Jean just recently returned home after three years with the Western Piedmont Symphony in Hickory, N.C., where she played as a member of the Kontras Quartet as the quartet-in-residence. She also appeared on the “David Letterman Show” with Steve Martin and the Kruger Brothers last weekend.
“The first time I worked on [this piece] was in high school, and I was so in love with it,” Jean said about Johannes Brahms’ Concerto for Violin and Cello in A minor, which she and Kate will perform with the Elmhurst Symphony Orchestra.
Always a fan of the piece, Jean pitched the idea to her older sister, preparing herself for rejection given Kate lives in San Diego, but Kate jumped on board. Jean then turned to Elmhurst Symphony Orchestra director Stephen Alltop who needed little convincing about the proposal.
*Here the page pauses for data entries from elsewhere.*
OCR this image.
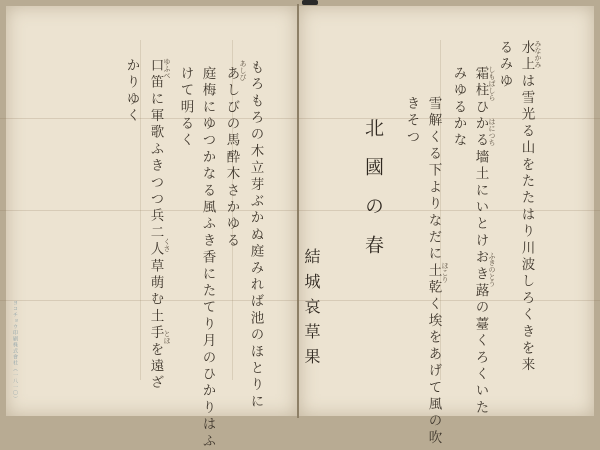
水上は雪光る山をたたはり川波しろくきを来
るみゆ
霜柱ひかる墻土にいとけおき蕗の薹くろくいた
みゆるかな
雪解くる下よりなだに土乾く埃をあげて風の吹
きそつ
北國の春
結城哀草果
もろもろの木立芽ぶかぬ庭みれば池のほとりに
あしびの馬酔木さかゆる
庭梅にゆつかなる風ふき香にたてり月のひかりはふ
けて明るく
口笛に軍歌ふきつつ兵二人草萌む土手を遠ざ
かりゆく
みなかみ
しもばしら
はにつち
ふきのとう
ほこり
あしび
ゆふべ
くさ
とほ
ヨコチョウ印刷株式會社（一八一〇）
“You’re not even aware of the passing of time when you’re playing a piece like that,” Kate said.
Unfortunately, Anne, 32, who also lives in California now, won’t be able to make the performance, but plans to arrive in Elmhurst the following day to see her sisters and parents.
Their mother, Debbie Hatmaker, directs choir at First United Methodist Church of Elmhurst in addition to playing piano at Elmhurst College and a handful of other musical gigs. Their father, Ted, used to teach at Elmhurst College, but is currently a music theory professor at Northern Illinois University. Even with all of the musical talent in their family, the Hatmaker sisters maintain they never planned to pursue music professionally.
Kate studied political science and French in college before deciding to study music at Carnegie Mellon University, and their middle sister, Anne Delgado, just recently changed career paths from teaching kindergarden to teaching music.
Their commitment to music is two-fold as they all play professionally, but also work as music educators. Following in the footsteps of her grandmother, Paulette Hatmaker, for whom Elmhurst College’s Hatmaker Lounge is named, and her parents, Jean accepted a faculty position at the local institution.
“When I’m teaching, I remember why I [play music],” Jean said.
Kate and classical flutist Demarre McGill, a Chicago South Side-native, founded a nonprofit chamber music organization devoted to expanding the classical music audience.
Art of Élan performs short concerts (never more than an hour) in spaces like art museums and warehouses instead of music halls.
“I think as a classical musician there’s always this fear that our audiences are going to die out or lose interest,” Kate said.
Jean hopes the upcoming performance with the Elmhurst Symphony Orchestra produces a few more classical music fans but admits that isn’t the part she’s most looking forward to.
“There’s just going to be so much love in that room,” Jean said.
Last month, Kate visited Elmhurst and rehearsed the piece with her youngest sister for the first time, and agreed it felt natural to play together even after years. She explained how much she is looking forward to playing alongside her sister in the town where they grew up.
“It just feels that much more meaningful,” Kate said.